Герман Греков отборщик фестиваля «Любимовка», режиссёр, драматург: «Аналог классический – это Рюноскэ Акутагава «В чаще». Но у Рюноскэ Акутагава почему-то есть всё, есть жанр, потому что это – исповедь, идёт расследование. Каждый герой имеет дело с детективом и даёт показания, и интересно за этим следить, появляется детективная составляющая. Здесь, мне кажется, буксует восприятие в жанровости. Исповедь – кому? Коту? А зачем? Есть детективная составляющая, и не понятно, зачем герои это говорят. Если бы автор махнул на всё рукой и сделал бы это как показания, это было бы гораздо легче. Здесь причудливость – скорее минус. Хотя при каком-то режиссёрском раскладе это можно сделать иначе».

Нияз Игламов, отборщик фестиваля «Любимовка»: «Расскажите мне, каким образом отчим Наташи является отцом Ильи?»

Анна Банасюкевич, театровед, арт-директор фестиваля «Любимовка»: «Да, и мне тоже!»

Евгений Казачков, драматург, арт-директор фестиваля «Любимовка»: «От первого брака».

Нияз Игламов: «Этого не может быть! Восстановим хронологию. Это имеет отношение к структуре. Не должно быть никаких несостыковок. Там нет ни одного слова, что он ушёл к другой женщине и у неё появился ребёнок.

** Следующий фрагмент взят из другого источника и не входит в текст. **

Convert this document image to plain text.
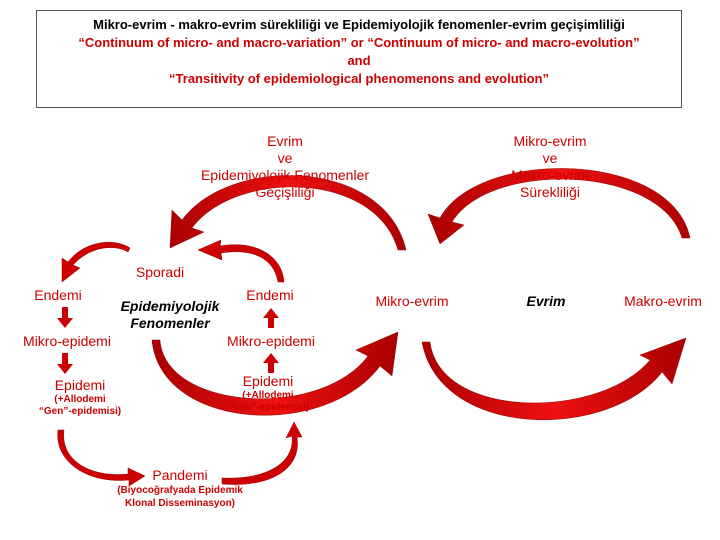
Mikro-evrim - makro-evrim sürekliliği ve Epidemiyolojik fenomenler-evrim geçişimliliği
“Continuum of micro- and macro-variation” or “Continuum of micro- and macro-evolution”
and
“Transitivity of epidemiological phenomenons and evolution”
Evrim
ve
Epidemiyolojik Fenomenler
Geçişliliği
Mikro-evrim
ve
Makro-evrim
Sürekliliği
Sporadi
Endemi	Endemi
Epidemiyolojik
Fenomenler
Mikro-epidemi	Mikro-epidemi
Epidemi
(+Allodemi
“Gen”-epidemisi)
Epidemi
(+Allodemi
“Gen”-epidemisi)
Pandemi
(Biyocoğrafyada Epidemik
Klonal Disseminasyon)
Mikro-evrim	Evrim	Makro-evrim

Илья убил его, когда он жил с матерью Наташи – это так не работает. Ещё мне кажется, что каждый из этих монологов, кроме девушки в чебурашковой шапке, – это накопление сущностей. По поводу жанра, кажется, что это слово неупотребимо сегодня. За жанр в сегодняшнем театре отвечает режиссёр. Что на сцене сделает – то и будет жанром. В этой пьесе есть очень не характерный для современной драматургии метафорический план, начиная с ребёнка и завершая Котом, которому всё это говорят».

Алиса Литвинова, зритель: «Спасибо за читку, мне в режиссёрском решении, так как я люблю котов, понравился этот ход, и это великолепно. На мой взгляд, работа драматурга интересная. Единственный уточняющий вопрос: тётя Ильи – это не та же самая Татьяна?»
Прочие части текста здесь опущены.